Dry needling has had an interesting and fascinating history. It has evolved over the years with on-going heated debates regarding the similarities and differences between acupuncture and dry needling.
Literature on the development of dry needling before the millennium was mainly done by Travell and Simons. As far as we know, Dr Janet Travell coined the term “dry needling” in the 1940s. She, together with David Simons, was the pioneers behind treating myofascial pain using trigger point therapy. With the use of hollow hypodermic needles (a normal syringe) she treated trigger points. She injected different solutions (including corticosteroids, anaesthetics, Botox, etc.) into trigger points but sometimes only used the needle to break up the trigger point without injecting anything. Hence the term “dry needling” was born. In the late 1970s Dr Karel Lewit’s research made major contributions to the technique to prove that the needle itself had an analgesic effect. He used both hypodermic and acupuncture or solid filiform needles. With this research the acupuncture and solid filiform needle was linked to the term dry needling.
Today dry needling is a popular modality of choice and it is used by physiotherapists with great effectiveness for the treatment of myofascial trigger points. A solid filiform or acupuncture needle is inserted directly into the trigger point of a skeletal muscle. The aim is to elicit a local twitch response to ultimately create an analgesic effect. This local twitch response is due to fast depolarisation of the muscle fibres of the trigger point with an impressive decrease in pain and dysfunction. Dry needling is a quicker method to treat myofascial trigger points compared to other manual techniques. Dry needling is minimal invasive, carries low risk and it is easy to master in the hand of qualified health care providers. It has been proven that dry needling does not only reduce local and referred pain but also improves range of motion, muscle activation and amends the trigger point chemically.

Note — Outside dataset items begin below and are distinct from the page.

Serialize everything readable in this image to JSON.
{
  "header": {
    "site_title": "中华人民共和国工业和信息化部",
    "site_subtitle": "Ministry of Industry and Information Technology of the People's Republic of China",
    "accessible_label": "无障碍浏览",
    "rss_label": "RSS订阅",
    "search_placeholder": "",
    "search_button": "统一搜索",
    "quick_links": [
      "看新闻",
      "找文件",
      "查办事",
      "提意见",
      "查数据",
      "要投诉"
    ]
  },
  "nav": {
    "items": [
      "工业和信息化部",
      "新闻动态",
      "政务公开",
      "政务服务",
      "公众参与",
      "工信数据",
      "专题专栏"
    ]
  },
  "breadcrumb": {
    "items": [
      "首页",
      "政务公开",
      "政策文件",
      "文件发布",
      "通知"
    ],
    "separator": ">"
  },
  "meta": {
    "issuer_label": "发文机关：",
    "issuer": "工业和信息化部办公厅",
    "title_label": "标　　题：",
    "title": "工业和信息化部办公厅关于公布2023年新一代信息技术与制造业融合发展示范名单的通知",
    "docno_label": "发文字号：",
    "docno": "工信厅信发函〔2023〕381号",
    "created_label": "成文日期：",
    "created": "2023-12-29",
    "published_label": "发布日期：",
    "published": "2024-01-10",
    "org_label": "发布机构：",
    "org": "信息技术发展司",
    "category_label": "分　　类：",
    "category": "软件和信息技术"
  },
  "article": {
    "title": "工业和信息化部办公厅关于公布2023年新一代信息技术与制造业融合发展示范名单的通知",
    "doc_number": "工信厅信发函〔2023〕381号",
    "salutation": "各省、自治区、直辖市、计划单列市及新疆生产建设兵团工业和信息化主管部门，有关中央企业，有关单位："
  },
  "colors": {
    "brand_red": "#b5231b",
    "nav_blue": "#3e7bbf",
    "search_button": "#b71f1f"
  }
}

The ancient acupuncture technique originated 2000 years ago in China. Traditional Chinese medicine explains that health is the result of a harmonious balance of the complementary extremes of “yin” and “yang” of the life force known as “qi,” pronounced “chi.” Illness is said to be the consequence of an imbalance of the forces. Qi is said to flow through meridians, or pathways, in the human body. These meridians and energy flows are accessible through 350 acupuncture points in the body. Inserting needles into these points with appropriate combinations is said to bring the energy flow back into proper balance. There is no scientific proof that the meridians or acupuncture points exist, and it is hard to prove that they either do or do not, but numerous studies suggest that acupuncture works for some conditions. Physiotherapists claiming to perform acupuncture must be registered as acupuncturists or Chinese medicine practitioners.